Different roles for Aurora B in condensin targeting during mitosis and meiosis.

Condensin complexes are essential for mitotic and meiotic chromosome segregation. Caenorhabditis elegans, like other metazoans, has two distinct mitotic and meiotic condensin complexes (I and II), which occupy distinct chromosomal domains and perform non-redundant functions. Despite the differences in mitotic and meiotic chromosome behavior, we uncovered several conserved aspects of condensin targeting during these processes. During both mitosis and meiosis, condensin II loads onto chromosomes in early prophase, and condensin I loads at entry into prometaphase. During both mitosis and meiosis, the localization of condensin I, but not condensin II, closely parallels the localization of the chromosomal passenger kinase Aurora B (AIR-2 in C. elegans). Interestingly, condensin I and AIR-2 also colocalize on the spindle midzone during anaphase of mitosis, and between separating chromosomes during anaphase of meiosis. Consistently, AIR-2 affects the targeting of condensin I but not condensin II. However, the role AIR-2 plays in condensin I targeting during these processes is different. In mitosis, AIR-2 activity is required for chromosomal association of condensin I. By contrast, during meiosis, AIR-2 is not required for condensin I chromosomal association, but it provides cues for correct spatial targeting of the complex.

Regulation of DCC localization by HTZ-1/H2A.Z and DPY-30 does not correlate with H3K4 methylation levels.
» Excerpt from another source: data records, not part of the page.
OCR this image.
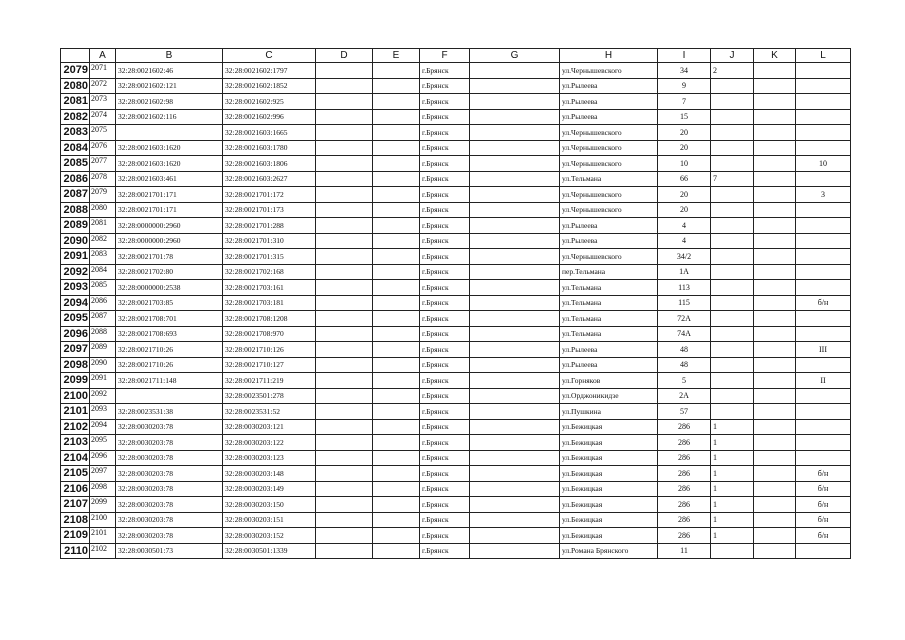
	A	B	C	D	E	F	G	H	I	J	K	L
2079	2071	32:28:0021602:46	32:28:0021602:1797			г.Брянск		ул.Чернышевского	34	2		
2080	2072	32:28:0021602:121	32:28:0021602:1852			г.Брянск		ул.Рылеева	9			
2081	2073	32:28:0021602:98	32:28:0021602:925			г.Брянск		ул.Рылеева	7			
2082	2074	32:28:0021602:116	32:28:0021602:996			г.Брянск		ул.Рылеева	15			
2083	2075		32:28:0021603:1665			г.Брянск		ул.Чернышевского	20			
2084	2076	32:28:0021603:1620	32:28:0021603:1780			г.Брянск		ул.Чернышевского	20			
2085	2077	32:28:0021603:1620	32:28:0021603:1806			г.Брянск		ул.Чернышевского	10			10
2086	2078	32:28:0021603:461	32:28:0021603:2627			г.Брянск		ул.Тельмана	66	7		
2087	2079	32:28:0021701:171	32:28:0021701:172			г.Брянск		ул.Чернышевского	20			3
2088	2080	32:28:0021701:171	32:28:0021701:173			г.Брянск		ул.Чернышевского	20			
2089	2081	32:28:0000000:2960	32:28:0021701:288			г.Брянск		ул.Рылеева	4			
2090	2082	32:28:0000000:2960	32:28:0021701:310			г.Брянск		ул.Рылеева	4			
2091	2083	32:28:0021701:78	32:28:0021701:315			г.Брянск		ул.Чернышевского	34/2			
2092	2084	32:28:0021702:80	32:28:0021702:168			г.Брянск		пер.Тельмана	1А			
2093	2085	32:28:0000000:2538	32:28:0021703:161			г.Брянск		ул.Тельмана	113			
2094	2086	32:28:0021703:85	32:28:0021703:181			г.Брянск		ул.Тельмана	115			б/н
2095	2087	32:28:0021708:701	32:28:0021708:1208			г.Брянск		ул.Тельмана	72А			
2096	2088	32:28:0021708:693	32:28:0021708:970			г.Брянск		ул.Тельмана	74А			
2097	2089	32:28:0021710:26	32:28:0021710:126			г.Брянск		ул.Рылеева	48			III
2098	2090	32:28:0021710:26	32:28:0021710:127			г.Брянск		ул.Рылеева	48			
2099	2091	32:28:0021711:148	32:28:0021711:219			г.Брянск		ул.Горняков	5			II
2100	2092		32:28:0023501:278			г.Брянск		ул.Орджоникидзе	2А			
2101	2093	32:28:0023531:38	32:28:0023531:52			г.Брянск		ул.Пушкина	57			
2102	2094	32:28:0030203:78	32:28:0030203:121			г.Брянск		ул.Бежицкая	286	1		
2103	2095	32:28:0030203:78	32:28:0030203:122			г.Брянск		ул.Бежицкая	286	1		
2104	2096	32:28:0030203:78	32:28:0030203:123			г.Брянск		ул.Бежицкая	286	1		
2105	2097	32:28:0030203:78	32:28:0030203:148			г.Брянск		ул.Бежицкая	286	1		б/н
2106	2098	32:28:0030203:78	32:28:0030203:149			г.Брянск		ул.Бежицкая	286	1		б/н
2107	2099	32:28:0030203:78	32:28:0030203:150			г.Брянск		ул.Бежицкая	286	1		б/н
2108	2100	32:28:0030203:78	32:28:0030203:151			г.Брянск		ул.Бежицкая	286	1		б/н
2109	2101	32:28:0030203:78	32:28:0030203:152			г.Брянск		ул.Бежицкая	286	1		б/н
2110	2102	32:28:0030501:73	32:28:0030501:1339			г.Брянск		ул.Романа Брянского	11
Dosage compensation is a specialized form of gene regulation that balances sex-chromosome linked gene expression between the sexes. In C. elegans, dosage compensation is achieved by the activity of the dosage compensation complex (DCC). The DCC binds along both X chromosomes in hermaphrodites to down-regulate gene expression by half, limiting X-linked gene products to levels produced in XO males. Sequence motifs enriched on the X chromosome play an important role in targeting the DCC to the X. However, these motifs are not strictly X-specific and therefore other factors, such as the chromatin environment of the X chromosome, are likely to aid in DCC targeting. Previously, we found that loss of HTZ-1 results in partial disruption of dosage compensation localization to the X chromosomes. We wanted to know whether other chromatin components coordinated with HTZ-1 to regulate DCC localization. One candidate is DPY-30, a protein known to play a role in DCC localization. DPY-30 homologs in yeast, flies, and mammals are highly conserved members of histone H3 lysine 4 (H3K4) methyltransferase Set1/MLL complexes. Therefore, we investigated the hypothesis that the dosage compensation function of DPY-30 involves H3K4 methylation. We found that in dpy-30 animals the DCC fails to stably bind chromatin. Interestingly, of all the C. elegans homologs of Set1/MLL complex subunits, only DPY-30 is required for stable DCC binding to chromatin. Additionally, loss of H3K4 methylation does not enhance DCC mislocalization in htz-1 animals. We conclude that DPY-30 and HTZ-1 have unique functions in DCC localization, both of which are largely independent of H3K4 methylation.